If Mom had been alive and in Coldtown, I might have come looking for her, too.
“I’m just helping you and the girl, Valentina, understand?” Marisol called. “None of the guards or staff are going to be in their usual places tonight, but that doesn’t mean we can be stupid.”
“We’re freeing every prisoner down there who’s willing to come.” Tana wasn’t sure she recognized her own voice, all iron filings and ice. “Everyone we can find. And we’re doing it fast.”
Fast, fast, so that she could make it out and get to her sister.
“I’m risking a lot for you already,” Marisol said. “You will do exactly what I tell you or else I’ll—”
“You’re not my mother,” Tana interrupted, walking to the bed. Picking up her purse, she dumped everything out onto the blankets. She tucked cash into her bra beside her cell and abandoned the rest. “And you don’t have to help, if this is too much for you. I’ll tell Jameson that you were awesome. He doesn’t need know that you couldn’t be bothered.”

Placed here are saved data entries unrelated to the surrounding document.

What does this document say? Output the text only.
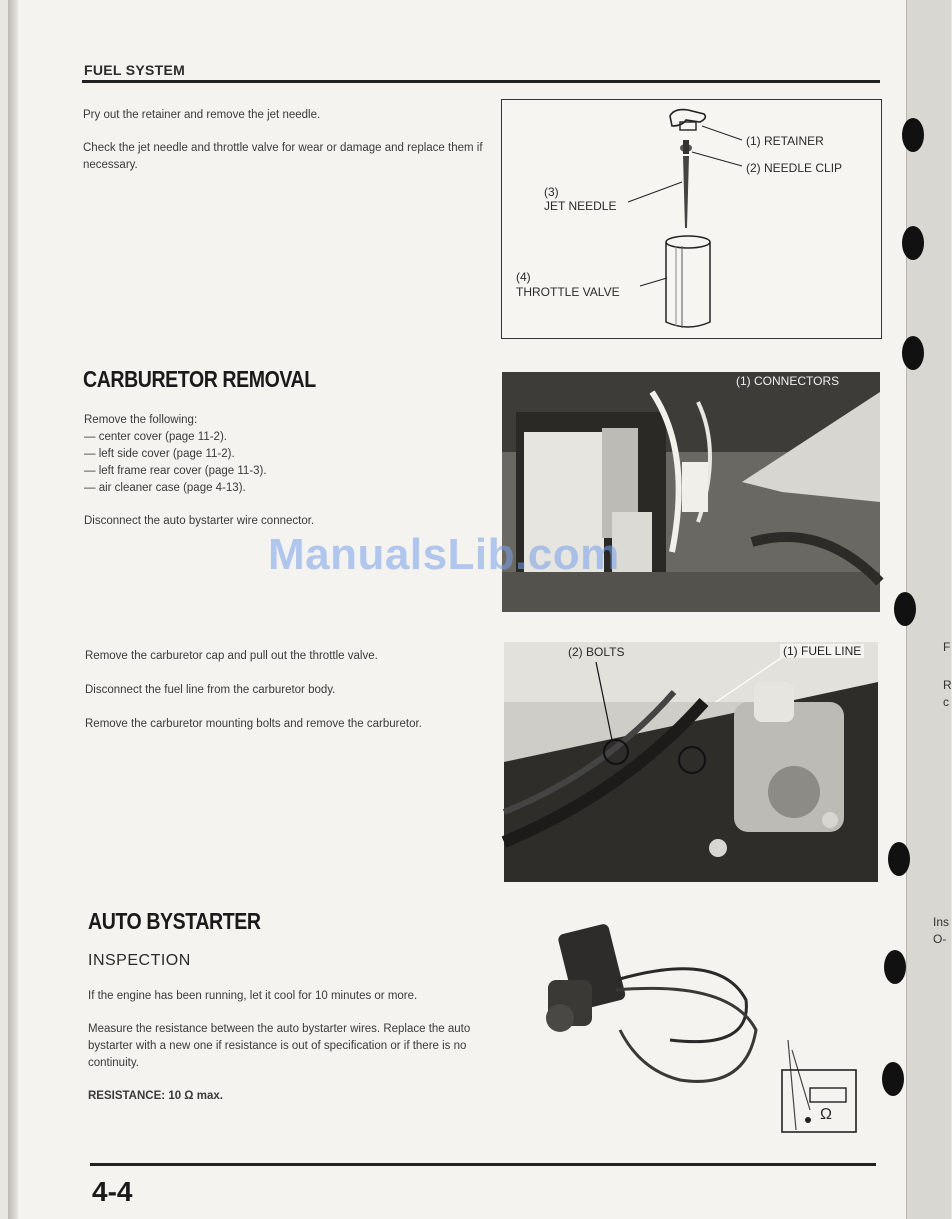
F
R
c
Ins
O-
FUEL SYSTEM

Pry out the retainer and remove the jet needle.

Check the jet needle and throttle valve for wear or damage and replace them if necessary.

(1) RETAINER
(2) NEEDLE CLIP
(3)
JET NEEDLE
(4)
THROTTLE VALVE
CARBURETOR REMOVAL

Remove the following:

— center cover (page 11-2).
— left side cover (page 11-2).
— left frame rear cover (page 11-3).
— air cleaner case (page 4-13).

Disconnect the auto bystarter wire connector.

(1) CONNECTORS

Remove the carburetor cap and pull out the throttle valve.

Disconnect the fuel line from the carburetor body.

Remove the carburetor mounting bolts and remove the carburetor.

(2) BOLTS	(1) FUEL LINE
AUTO BYSTARTER
INSPECTION

If the engine has been running, let it cool for 10 minutes or more.

Measure the resistance between the auto bystarter wires. Replace the auto bystarter with a new one if resistance is out of specification or if there is no continuity.

RESISTANCE: 10 Ω max.

Ω
ManualsLib.com
4-4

Marisol’s gaze sharpened. “I wasn’t always—I wasn’t a very good mother. So if my son asks me to do something, I do it, no matter how stupid it seems to me. Jameson says to help get out this girl he likes, so I’ll help. Jameson says meet by the gate, so that’s where we’ll meet. If we get separated, he suggests we meet at the Eternal Ball, and that’s fine by me, too. He thinks that we can blend into the crowd and that the cameras will keep Lucien’s people from being too awful.”
Marisol didn’t sound as if she agreed with him, but the words passed through Tana without really mattering. Her thoughts had drifted back to Pearl wandering through the nighttime streets. For a single hopeful moment, she recalled a day in third grade, when her whole class had sat in the grass just beyond the jungle gym and Ms. Lee had whispered “It’ll be time for lunch later” to Rachel, who’d whispered to Lance, who’d whispered to Courtney, who’d whispered to Pauline, who’d whispered to Marcus, who’d whispered to Tana. “It’s time lambs ate hair,” Marcus had said, his breath smelling of spearmint gum, and Tana had been proud, because she was sure she passed it on perfectly. By the time it got to the other end, though, it was even more garbled.